L’ultima in ordine di tempo, è la reazione degli autonomisti alle dichiarazioni del sindaco sul caso Minardo. Buscema, questa volta, non è riuscito, come ha sempre fatto in questi tre anni, a celare le sue ovvie e naturali perplessità - che riteniamo abbia sempre nutrito verso Minardo e i suoi amici - con le solite parole di circostanza tendenti a placare le acque e a nascondere i dissidi, ed ha apertamente richiamato i partiti della maggioranza a dare segni di “responsabilità” e di “maturità”. Certo, ufficialmente il richiamo è stato fatto a tutti i partiti della coalizione, ma solo gli sprovveduti avrebbero difficoltà a leggervi un evidente rimbrotto agli alleati autonomisti che, infatti, hanno risposto in modo palesemente risentito.
La dichiarazione di Carmelo Scarso lascia poco spazio alla fantasia: “ L’MPA assicura al Sindaco il suo impegno consacrato in sede elettorale, però gli ricorda e gli rilancia il rispetto rigoroso degli impegni assunti in quella sede, che possono condensarsi soprattutto in quel risanamento finanziario del Comune ad oggi in grave ritardo per troppa indulgenza e non incolpevole condotta amministrativa”.
Se tale dichiarazione è da un lato illuminante, perché ci fa comprendere come coloro che siedono a palazzo S. Domenico talvolta non abbiano il senso del paradosso - Scarso infatti rimprovera al sindaco il mancato risanamento del bilancio, lui che fa parte dell’MPA, che la delega al bilancio ha preteso di averla e attualmente la detiene - dall’altro ha tutto il sapore di un autentico avvertimento a Buscema: o in materia di bilancio esegue gli ordini degli autonomisti o dovrà abbandonare la poltrona più alta del palazzo.
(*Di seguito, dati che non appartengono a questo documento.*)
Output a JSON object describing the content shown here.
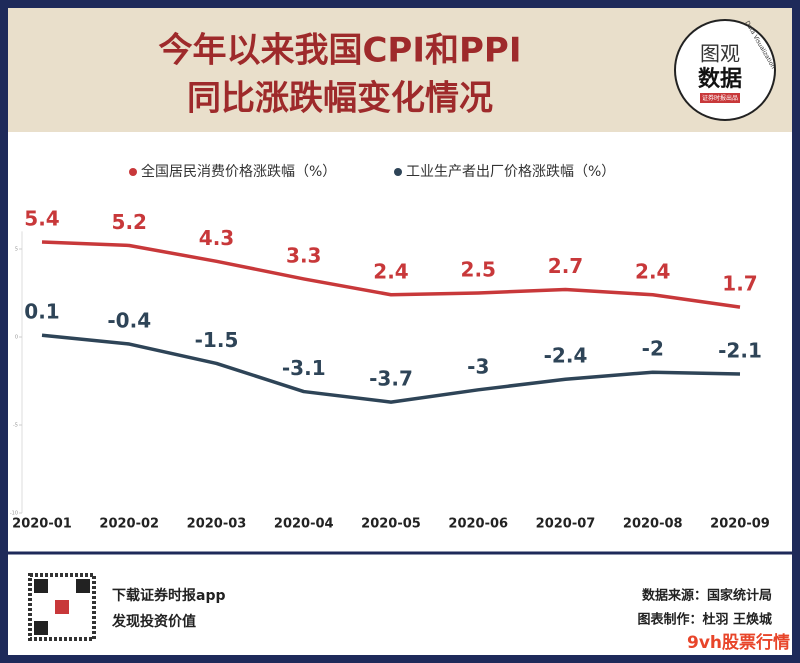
{
  "header": {
    "title_lines": [
      "今年以来我国CPI和PPI",
      "同比涨跌幅变化情况"
    ],
    "logo": {
      "top": "图观",
      "bottom": "数据",
      "ring": "Data Visualization",
      "tag": "证券时报出品"
    }
  },
  "chart_data": {
    "type": "line",
    "categories": [
      "2020-01",
      "2020-02",
      "2020-03",
      "2020-04",
      "2020-05",
      "2020-06",
      "2020-07",
      "2020-08",
      "2020-09"
    ],
    "series": [
      {
        "name": "全国居民消费价格涨跌幅（%）",
        "color": "#c8383a",
        "values": [
          5.4,
          5.2,
          4.3,
          3.3,
          2.4,
          2.5,
          2.7,
          2.4,
          1.7
        ]
      },
      {
        "name": "工业生产者出厂价格涨跌幅（%）",
        "color": "#2e4457",
        "values": [
          0.1,
          -0.4,
          -1.5,
          -3.1,
          -3.7,
          -3,
          -2.4,
          -2,
          -2.1
        ]
      }
    ],
    "ylim": [
      -10,
      6
    ],
    "yticks": [
      -10,
      -5,
      0,
      5
    ]
  },
  "footer": {
    "app_lines": [
      "下载证券时报app",
      "发现投资价值"
    ],
    "source": "数据来源：国家统计局",
    "maker": "图表制作：杜羽 王焕城",
    "watermark": "9vh股票行情"
  }
}
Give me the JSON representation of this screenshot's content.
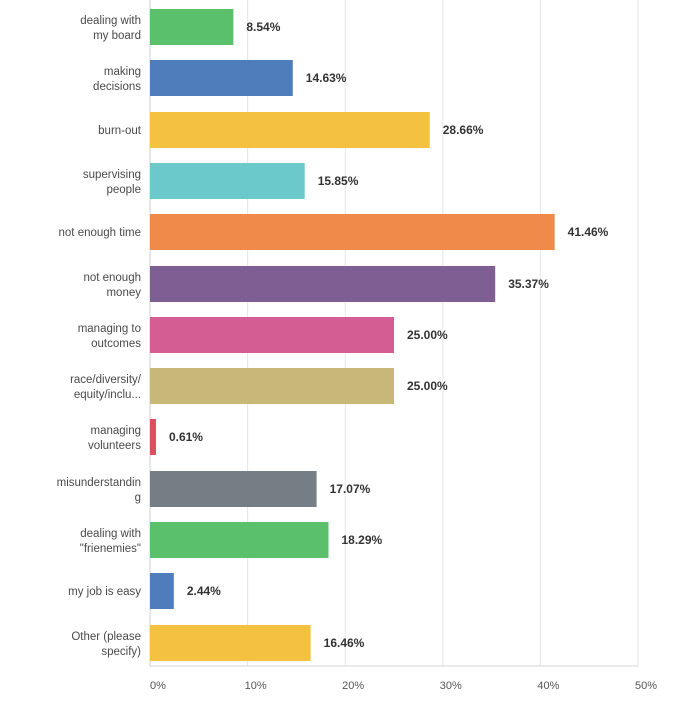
{
  "chart_data": {
    "type": "bar",
    "orientation": "horizontal",
    "categories": [
      [
        "dealing with",
        "my board"
      ],
      [
        "making",
        "decisions"
      ],
      [
        "burn-out"
      ],
      [
        "supervising",
        "people"
      ],
      [
        "not enough time"
      ],
      [
        "not enough",
        "money"
      ],
      [
        "managing to",
        "outcomes"
      ],
      [
        "race/diversity/",
        "equity/inclu..."
      ],
      [
        "managing",
        "volunteers"
      ],
      [
        "misunderstandin",
        "g"
      ],
      [
        "dealing with",
        "\"frienemies\""
      ],
      [
        "my job is easy"
      ],
      [
        "Other (please",
        "specify)"
      ]
    ],
    "values": [
      8.54,
      14.63,
      28.66,
      15.85,
      41.46,
      35.37,
      25.0,
      25.0,
      0.61,
      17.07,
      18.29,
      2.44,
      16.46
    ],
    "value_labels": [
      "8.54%",
      "14.63%",
      "28.66%",
      "15.85%",
      "41.46%",
      "35.37%",
      "25.00%",
      "25.00%",
      "0.61%",
      "17.07%",
      "18.29%",
      "2.44%",
      "16.46%"
    ],
    "colors": [
      "#5ac06c",
      "#4f7dbb",
      "#f5c141",
      "#6bc9cc",
      "#f08a4b",
      "#7e5e93",
      "#d45e93",
      "#c7b778",
      "#d94f5c",
      "#767e85",
      "#5ac06c",
      "#4f7dbb",
      "#f5c141"
    ],
    "xlim": [
      0,
      50
    ],
    "ticks": [
      0,
      10,
      20,
      30,
      40,
      50
    ],
    "tick_labels": [
      "0%",
      "10%",
      "20%",
      "30%",
      "40%",
      "50%"
    ],
    "grid": true,
    "title": "",
    "xlabel": "",
    "ylabel": ""
  }
}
Come faccia Buscema, dinanzi a tutto questo, a sostenere che questa coalizione è coesa, responsabile e compatta, resta ovviamente un autentico mistero!
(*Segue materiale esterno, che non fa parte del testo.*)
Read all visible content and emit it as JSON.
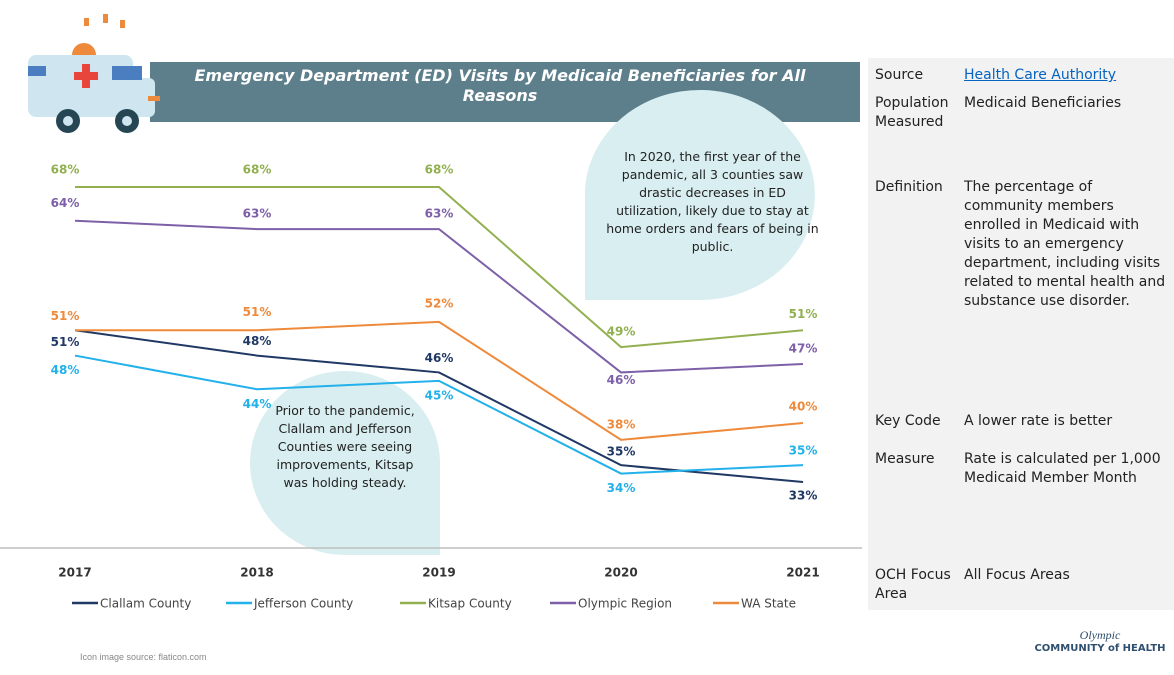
{
  "chart_data": {
    "type": "line",
    "title": "Emergency Department (ED) Visits by Medicaid Beneficiaries for All Reasons",
    "categories": [
      "2017",
      "2018",
      "2019",
      "2020",
      "2021"
    ],
    "series": [
      {
        "name": "Clallam County",
        "color": "#1f3864",
        "values": [
          51,
          48,
          46,
          35,
          33
        ],
        "value_labels": [
          "51%",
          "48%",
          "46%",
          "35%",
          "33%"
        ]
      },
      {
        "name": "Jefferson County",
        "color": "#22b1ea",
        "values": [
          48,
          44,
          45,
          34,
          35
        ],
        "value_labels": [
          "48%",
          "44%",
          "45%",
          "34%",
          "35%"
        ]
      },
      {
        "name": "Kitsap County",
        "color": "#92b050",
        "values": [
          68,
          68,
          68,
          49,
          51
        ],
        "value_labels": [
          "68%",
          "68%",
          "68%",
          "49%",
          "51%"
        ]
      },
      {
        "name": "Olympic Region",
        "color": "#7d60a8",
        "values": [
          64,
          63,
          63,
          46,
          47
        ],
        "value_labels": [
          "64%",
          "63%",
          "63%",
          "46%",
          "47%"
        ]
      },
      {
        "name": "WA State",
        "color": "#ee8a3c",
        "values": [
          51,
          51,
          52,
          38,
          40
        ],
        "value_labels": [
          "51%",
          "51%",
          "52%",
          "38%",
          "40%"
        ]
      }
    ],
    "annotations": [
      "In 2020, the first year of the pandemic, all 3 counties saw drastic decreases in ED utilization, likely due to stay at home orders and fears of being in public.",
      "Prior to the pandemic, Clallam and Jefferson Counties were seeing improvements, Kitsap was holding steady."
    ]
  },
  "info_table": {
    "rows": [
      {
        "label": "Source",
        "value": "Health Care Authority"
      },
      {
        "label": "Population Measured",
        "value": "Medicaid Beneficiaries"
      },
      {
        "label": "Definition",
        "value": "The percentage of community members enrolled in Medicaid with visits to an emergency department, including visits related to mental health and substance use disorder."
      },
      {
        "label": "Key Code",
        "value": "A lower rate is better"
      },
      {
        "label": "Measure",
        "value": "Rate is calculated per 1,000 Medicaid Member Month"
      },
      {
        "label": "OCH Focus Area",
        "value": "All Focus Areas"
      }
    ]
  },
  "footer": {
    "credit": "Icon image source: flaticon.com",
    "logo_top": "Olympic",
    "logo_bottom": "COMMUNITY of HEALTH"
  }
}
Più riflettiamo su queste vicende più si rafforza in noi la convinzione – di cui abbiamo già detto – che il governo nazionale rappresenta una sorta di gigantografia di quello modicano. A Roma abbiamo un governo inoperoso che se ne frega dei problemi degli italiani e che spreca tutte le sue energie per risolvere quelli del premier.
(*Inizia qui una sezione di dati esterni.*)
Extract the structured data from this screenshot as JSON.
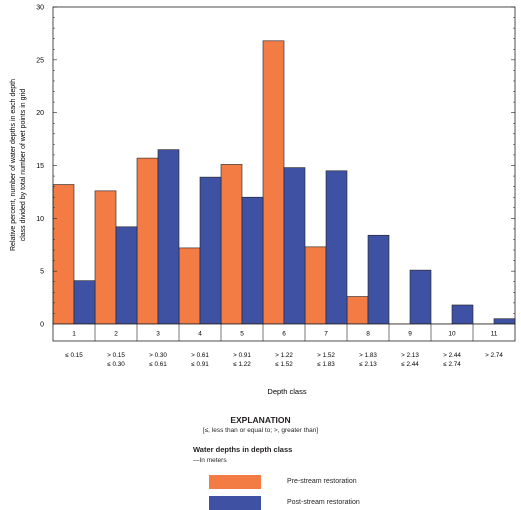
{
  "chart_data": {
    "type": "bar",
    "ylabel": "Relative percent, number of water depths in each depth class divided by total number of wet points in grid",
    "xlabel": "Depth class",
    "ylim": [
      0,
      30
    ],
    "yticks": [
      "0",
      "5",
      "10",
      "15",
      "20",
      "25",
      "30"
    ],
    "categories": [
      "1",
      "2",
      "3",
      "4",
      "5",
      "6",
      "7",
      "8",
      "9",
      "10",
      "11"
    ],
    "category_ranges": [
      [
        "≤ 0.15",
        ""
      ],
      [
        "> 0.15",
        "≤ 0.30"
      ],
      [
        "> 0.30",
        "≤ 0.61"
      ],
      [
        "> 0.61",
        "≤ 0.91"
      ],
      [
        "> 0.91",
        "≤ 1.22"
      ],
      [
        "> 1.22",
        "≤ 1.52"
      ],
      [
        "> 1.52",
        "≤ 1.83"
      ],
      [
        "> 1.83",
        "≤ 2.13"
      ],
      [
        "> 2.13",
        "≤ 2.44"
      ],
      [
        "> 2.44",
        "≤ 2.74"
      ],
      [
        "> 2.74",
        ""
      ]
    ],
    "series": [
      {
        "name": "Pre-stream restoration",
        "color": "#f37c44",
        "values": [
          13.2,
          12.6,
          15.7,
          7.2,
          15.1,
          26.8,
          7.3,
          2.6,
          0,
          0,
          0
        ]
      },
      {
        "name": "Post-stream restoration",
        "color": "#3f51a3",
        "values": [
          4.1,
          9.2,
          16.5,
          13.9,
          12.0,
          14.8,
          14.5,
          8.4,
          5.1,
          1.8,
          0.5
        ]
      }
    ]
  },
  "legend": {
    "title": "EXPLANATION",
    "note": "[≤, less than or equal to; >, greater than]",
    "heading": "Water depths in depth class",
    "sub": "—In meters",
    "items": [
      "Pre-stream restoration",
      "Post-stream restoration"
    ]
  }
}
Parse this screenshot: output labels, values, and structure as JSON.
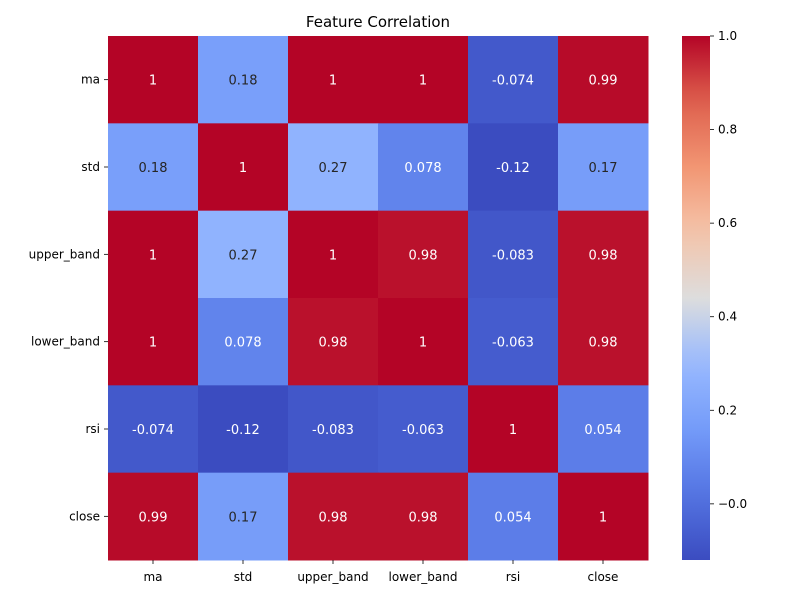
{
  "chart_data": {
    "type": "heatmap",
    "title": "Feature Correlation",
    "xlabel": "",
    "ylabel": "",
    "row_labels": [
      "ma",
      "std",
      "upper_band",
      "lower_band",
      "rsi",
      "close"
    ],
    "col_labels": [
      "ma",
      "std",
      "upper_band",
      "lower_band",
      "rsi",
      "close"
    ],
    "values": [
      [
        1,
        0.18,
        1,
        1,
        -0.074,
        0.99
      ],
      [
        0.18,
        1,
        0.27,
        0.078,
        -0.12,
        0.17
      ],
      [
        1,
        0.27,
        1,
        0.98,
        -0.083,
        0.98
      ],
      [
        1,
        0.078,
        0.98,
        1,
        -0.063,
        0.98
      ],
      [
        -0.074,
        -0.12,
        -0.083,
        -0.063,
        1,
        0.054
      ],
      [
        0.99,
        0.17,
        0.98,
        0.98,
        0.054,
        1
      ]
    ],
    "labels": [
      [
        "1",
        "0.18",
        "1",
        "1",
        "-0.074",
        "0.99"
      ],
      [
        "0.18",
        "1",
        "0.27",
        "0.078",
        "-0.12",
        "0.17"
      ],
      [
        "1",
        "0.27",
        "1",
        "0.98",
        "-0.083",
        "0.98"
      ],
      [
        "1",
        "0.078",
        "0.98",
        "1",
        "-0.063",
        "0.98"
      ],
      [
        "-0.074",
        "-0.12",
        "-0.083",
        "-0.063",
        "1",
        "0.054"
      ],
      [
        "0.99",
        "0.17",
        "0.98",
        "0.98",
        "0.054",
        "1"
      ]
    ],
    "colormap": "coolwarm",
    "colorbar": {
      "vmin": -0.12,
      "vmax": 1.0,
      "ticks": [
        -0.0,
        0.2,
        0.4,
        0.6,
        0.8,
        1.0
      ],
      "tick_labels": [
        "−0.0",
        "0.2",
        "0.4",
        "0.6",
        "0.8",
        "1.0"
      ]
    },
    "grid": false,
    "legend": "colorbar-right"
  }
}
Come gli italiani, che devono fare i conti con la disoccupazione, i
licenziamenti, l’aumento del costo della vita, i contratti di lavoro non
rinnovati, le piccole e medie imprese che chiudono, e sono costretti a
sopportare un parlamento che invece si occupa del legittimo impedimento, del
processo breve, di Emilio Fede, della marocchina Ruby e della signora Minetti;
così i modicani, anziché avere un’Amministrazione che utilizza le sue energie
per risolvere i problemi di una città alla deriva - si pensi alla condizione
delle strade, del traffico, della delinquenza in preoccupante aumento, delle
attività commerciali che chiudono - sono costretti a tollerare un governo
cittadino praticamente paralizzato e che nulla può realizzare, perché tutte le
sue energie sono quotidianamente utilizzate per nascondere ciò che è chiaro a
tutti: questa coalizione non ha futuro e non è nella condizione di poterlo
assicurare alla città che amministra!